Es más probable que las generaciones previas vean esta narrativa como desperdicio de tiempo narcisista

El Proyecto Internet y de Vida Estadounidense del Centro de Investigación Pew recientemente preguntó a un numeroso grupo de expertos si la generación del milenio perdería su marcada propensión a compartir en Internet. La gran mayoría, 67 por ciento, lo descartó, afirmando que la Generación Y seguiría compartiendo información al envejecer.

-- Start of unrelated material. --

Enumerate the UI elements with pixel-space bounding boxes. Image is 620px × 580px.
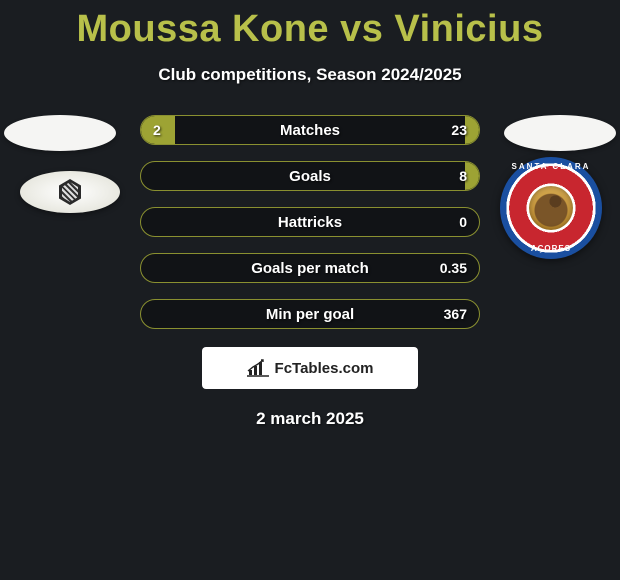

¿Por qué? Según Matt Gallivan, analista de investigación sénior de NPR, “compartir no es ‘el nuevo hilo negro’, es la nueva norma. Hay demasiadas ventajas en vivir con cierto grado de apertura como para que los nativos digitales ‘la pierdan’. Oportunidades laborales, nuevos contactos personales, colaboración profesional, aprender de la experiencia de otros, etc. Todos son fuertes beneficios de participar abiertamente con otros en Internet, y esto es algo que la Generación Y entiende intuitivamente”.
Las generaciones previas de trabajadores del conocimiento no comparten esta intuición. Tienden a trabajar en grupos privados o pequeños y únicamente comparten lo que generan informes, presentaciones, análisis, una vez que está hecho.
La Generación Y encuentra este enfoque raro y tonto. Usa herramientas de Internet 2.0 como “blogs”, “microblogs” y programas de redes sociales para transmitir no sólo los productos acabados de su trabajo de conocimiento sino también de lo que está en proceso.
También es más probable que la generación del milenio discuta públicamente sus proyectos, los recursos que encuentra particularmente útiles y las cuestiones, obstáculos y desafíos que enfrenta bien. Esta narración se hace parte del historial digital de la organización.
Mientras esto sucede, se materializan dos amplios beneficios. En primer lugar, la gente que  narra su trabajo se convierte en un recurso para el resto de la organización porque la huella digital que deja puede ayudar a otros a trabajar más eficientemente. En segundo lugar, al ventilar sus preguntas y desafíos, los narradores digitales se abren a las buenas ideas de otros, y se hacen más eficientes.
Es más probable que las generaciones previas vean esta narrativa como desperdicio de tiempo narcisista. La Generación Y, mientras tanto, sabe que contar su trabajo, cuando se hace adecuadamente, ahorra tiempo, incrementa la productividad y cohesiona más la organización.

Andrew McAfee
Andrew McAfee es director de investigación científica del Centro de Negocios Digitales de la Escuela de Administración Sloan del Instituto Tecnológico de Massachussets. Es autor de “Enterprise 2.0.”